Studio album by The SteelDrivers
- Released: June 16, 2015
- Genre: Bluegrass
- Length: 36:25
- Label: Rounder
- Producer: The SteelDrivers

The SteelDrivers chronology
| Hammer Down (2012) | The Muscle Shoals Recordings (2015) | Bad for You (2020) |

= The Muscle Shoals Recordings =

The Muscle Shoals Recordings is an album by The SteelDrivers. It was released on Rounder Records on June 16, 2015. It earned the group a Grammy Award for Best Bluegrass Album.

==Critical reception==

Mark Deming of AllMusic concludes his review with, "the music speaks for itself, and what it says is eloquent and deeply pleasing".

Hal Horowitz of American Songwriter writes, "The album’s title implies a wider expansion of the SteelDrivers’ already elastic sound that doesn't appear, yet the group has rarely sounded more focused or passionate. That makes The Muscle Shoals Recordings another notable entry into the group's already distinctive catalog".

Jonathan Frahm of PopMatters concludes his review with, "not unlike John Henry, they’re fighting an uphill battle against the digitization of the industry, with their bare hands and organic instrumentation as their only weapons. They do it so darn well that they might just win".

Kelly McCartney of Folk Alley writes, "It's a thoroughly supple, occasionally somber set, but even the darker hues have a fluidity that keep them from getting too bogged down in their own self-importance".

Michael McDade of No Depression says, "This album really puts The Steeldrivers back on the map. They’ve got their great songs about people doing bad things, but now they’ve mixed that with having a great understanding what their lead man’s strengths are as a singer".

Chuck Dauphin of Billboard writes, "The band has just released their second disc with Nichols -- The Muscle Shoals Recordings -- which debuted at No. 1 on the Billboard Bluegrass Albums chart last week. He (Gary Nichols) said the album has the potential to be very special for the group".

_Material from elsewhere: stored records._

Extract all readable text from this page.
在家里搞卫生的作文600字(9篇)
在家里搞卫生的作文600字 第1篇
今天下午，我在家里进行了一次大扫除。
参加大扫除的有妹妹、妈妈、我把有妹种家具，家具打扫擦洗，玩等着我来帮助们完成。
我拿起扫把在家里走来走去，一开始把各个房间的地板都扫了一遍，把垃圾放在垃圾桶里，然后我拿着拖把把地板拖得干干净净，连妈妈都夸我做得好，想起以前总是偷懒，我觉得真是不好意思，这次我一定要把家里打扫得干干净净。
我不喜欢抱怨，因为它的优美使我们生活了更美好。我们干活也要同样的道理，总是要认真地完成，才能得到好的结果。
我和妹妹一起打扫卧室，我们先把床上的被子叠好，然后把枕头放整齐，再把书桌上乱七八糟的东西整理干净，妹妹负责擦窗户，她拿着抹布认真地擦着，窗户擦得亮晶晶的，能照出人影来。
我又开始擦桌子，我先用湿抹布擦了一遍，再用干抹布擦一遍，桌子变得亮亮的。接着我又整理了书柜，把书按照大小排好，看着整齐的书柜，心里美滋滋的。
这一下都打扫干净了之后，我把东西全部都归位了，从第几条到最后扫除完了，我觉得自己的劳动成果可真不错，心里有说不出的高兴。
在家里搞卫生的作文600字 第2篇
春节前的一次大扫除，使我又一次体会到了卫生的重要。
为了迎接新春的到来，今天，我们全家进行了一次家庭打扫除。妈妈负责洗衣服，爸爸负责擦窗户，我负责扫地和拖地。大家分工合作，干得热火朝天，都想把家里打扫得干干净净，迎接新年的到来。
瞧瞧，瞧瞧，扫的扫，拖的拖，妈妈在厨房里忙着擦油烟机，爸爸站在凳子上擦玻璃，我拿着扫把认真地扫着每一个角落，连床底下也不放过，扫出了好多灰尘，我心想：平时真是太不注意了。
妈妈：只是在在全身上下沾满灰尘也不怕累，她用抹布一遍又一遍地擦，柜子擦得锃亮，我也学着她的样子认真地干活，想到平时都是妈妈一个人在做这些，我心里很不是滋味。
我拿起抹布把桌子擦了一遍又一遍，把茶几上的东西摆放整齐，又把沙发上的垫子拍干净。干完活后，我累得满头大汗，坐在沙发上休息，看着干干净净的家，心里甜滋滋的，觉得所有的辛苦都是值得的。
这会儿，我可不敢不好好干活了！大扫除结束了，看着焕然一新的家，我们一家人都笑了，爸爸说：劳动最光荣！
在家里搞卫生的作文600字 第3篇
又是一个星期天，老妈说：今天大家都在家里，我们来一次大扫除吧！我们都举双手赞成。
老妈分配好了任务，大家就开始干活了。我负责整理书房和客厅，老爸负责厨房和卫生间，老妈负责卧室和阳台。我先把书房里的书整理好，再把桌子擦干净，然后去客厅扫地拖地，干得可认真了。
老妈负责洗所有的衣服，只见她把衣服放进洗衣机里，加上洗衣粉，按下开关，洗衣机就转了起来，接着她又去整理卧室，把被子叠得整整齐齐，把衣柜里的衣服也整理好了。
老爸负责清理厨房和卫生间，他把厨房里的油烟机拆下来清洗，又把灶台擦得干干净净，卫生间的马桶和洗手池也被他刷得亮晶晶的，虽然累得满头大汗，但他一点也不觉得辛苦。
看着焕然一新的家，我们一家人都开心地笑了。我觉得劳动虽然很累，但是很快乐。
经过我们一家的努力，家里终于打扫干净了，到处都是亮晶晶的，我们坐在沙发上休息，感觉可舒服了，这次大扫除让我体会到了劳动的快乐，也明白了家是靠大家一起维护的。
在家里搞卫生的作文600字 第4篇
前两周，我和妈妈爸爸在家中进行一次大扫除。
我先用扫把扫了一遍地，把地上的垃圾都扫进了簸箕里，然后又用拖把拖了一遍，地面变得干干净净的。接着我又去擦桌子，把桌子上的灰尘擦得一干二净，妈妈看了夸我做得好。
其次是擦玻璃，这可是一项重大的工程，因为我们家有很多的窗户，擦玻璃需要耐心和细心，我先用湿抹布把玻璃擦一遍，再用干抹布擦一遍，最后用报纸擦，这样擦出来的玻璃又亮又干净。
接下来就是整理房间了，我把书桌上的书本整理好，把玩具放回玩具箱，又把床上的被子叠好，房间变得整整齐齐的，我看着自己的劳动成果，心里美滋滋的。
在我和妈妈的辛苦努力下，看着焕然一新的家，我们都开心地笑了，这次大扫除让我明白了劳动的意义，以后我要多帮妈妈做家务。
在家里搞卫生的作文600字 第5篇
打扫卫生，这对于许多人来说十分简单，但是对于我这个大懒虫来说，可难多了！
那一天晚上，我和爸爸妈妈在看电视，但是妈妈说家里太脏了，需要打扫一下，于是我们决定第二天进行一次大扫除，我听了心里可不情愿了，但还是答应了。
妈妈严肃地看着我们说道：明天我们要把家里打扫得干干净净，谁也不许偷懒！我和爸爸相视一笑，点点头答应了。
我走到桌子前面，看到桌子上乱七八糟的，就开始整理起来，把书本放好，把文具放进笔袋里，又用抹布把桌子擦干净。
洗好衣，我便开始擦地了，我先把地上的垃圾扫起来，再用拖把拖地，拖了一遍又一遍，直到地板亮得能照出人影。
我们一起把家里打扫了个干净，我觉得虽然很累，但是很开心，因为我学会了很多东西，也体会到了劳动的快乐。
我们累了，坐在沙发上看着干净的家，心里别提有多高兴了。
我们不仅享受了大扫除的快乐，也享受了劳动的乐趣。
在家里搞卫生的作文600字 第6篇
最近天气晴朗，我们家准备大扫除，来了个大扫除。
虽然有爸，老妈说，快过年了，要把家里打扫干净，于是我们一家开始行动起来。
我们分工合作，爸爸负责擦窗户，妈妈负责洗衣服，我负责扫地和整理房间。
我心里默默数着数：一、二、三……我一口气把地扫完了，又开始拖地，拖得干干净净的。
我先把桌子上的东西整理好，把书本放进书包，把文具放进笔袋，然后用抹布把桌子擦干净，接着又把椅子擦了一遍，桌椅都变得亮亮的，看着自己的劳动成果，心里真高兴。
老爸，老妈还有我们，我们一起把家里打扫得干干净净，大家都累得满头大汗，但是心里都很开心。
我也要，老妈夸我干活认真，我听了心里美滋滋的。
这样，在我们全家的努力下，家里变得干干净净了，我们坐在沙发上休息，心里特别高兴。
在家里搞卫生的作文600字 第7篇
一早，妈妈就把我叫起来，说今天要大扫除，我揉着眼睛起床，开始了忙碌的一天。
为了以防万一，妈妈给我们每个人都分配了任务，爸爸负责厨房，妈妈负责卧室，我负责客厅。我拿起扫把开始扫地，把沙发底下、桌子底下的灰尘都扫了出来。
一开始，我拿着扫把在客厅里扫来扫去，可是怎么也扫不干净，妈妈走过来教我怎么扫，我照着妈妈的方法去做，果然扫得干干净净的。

Donald Teplyske of Country Standard Time begins his review with, "The SteelDrivers are a dynamic, driving bluegrass band, a five-piece with a sound and an approach completely their own".

Professional ratings
Review scores
| Source | Rating |
| AllMusic | Star Half star |
| American Songwriter | Star Half star |

==Track listing==

| No. | Title | Writer(s) | Length |
|---|---|---|---|
| 1. | "Long Way Down" | Liz Hengber; Tammy Rogers; Jerry Salley; | 3:44 |
| 2. | "Drinkin' Alone" | Jay Knowles; Chris Stapleton; | 2:41 |
| 3. | "Ashes of Yesterday" | Mike Henderson; Rogers; | 3:13 |
| 4. | "Day Before Temptation" | Catt Gravitt; Gary Nichols; | 3:11 |
| 5. | "Here She Goes" | Dylan LeBlanc; Nichols; | 3:26 |
| 6. | "California Chainsaw" | Richard Bailey | 2:47 |
| 7. | "Hangin' Around" | Nichols | 2:52 |
| 8. | "Brother John" | Barry Billings; Nichols; | 3:41 |
| 9. | "Six Feet Away" | Rogers; Salley; | 3:07 |
| 10. | "Too Much" | Bonnie Lowery; Nichols; | 3:43 |
| 11. | "River Runs Red" | Henberg; Rogers; Salley; | 4:00 |
| Total length: |  |  | 36:25 |

==Chart performance==

| Chart (2015) | Peak position |
|---|---|
| US Top Bluegrass Albums (Billboard) | 1 |
| US Heatseekers Albums (Billboard) | 5 |

==Credits and personnel==
- Musicians
- Tammy Rogers – Fiddle, Viola, Vocals
- Gary Nichols – Acoustic Guitar, Baritone Guitar (6-String), Baritone Guitar (8-String), Vocals
- Richard Bailey – Banjo
- Mike Fleming – Bass, Vocals
- Brent Truitt – Mandolin
- Jason Isbell – Slide Guitar (Tracks 3, 8)

- Production
- Producer – The SteelDrivers
- Producer – Jason Isbell (Tracks 5, 8)
- Additional Engineering and Editing – Chris Latham
- Assistant Editing And Mixing Engineer – Gary Nichols
- Assistant Engineer – Cody Simmons
- Recorded By, Mixed By – Jimmy Nutt
- Mastered By – Paul Blakemore
- Photography – Robert Rausch
- Cover Design – Jimmy Hole
- Package Design – Carrie Smith
- Booking – Conway Entertainment
- Liner Notes – Peter Cooper
- Artist Representation/Management – Wortman Works

Track information and credits verified from the album's liner notes. Some credits adapted from Discogs.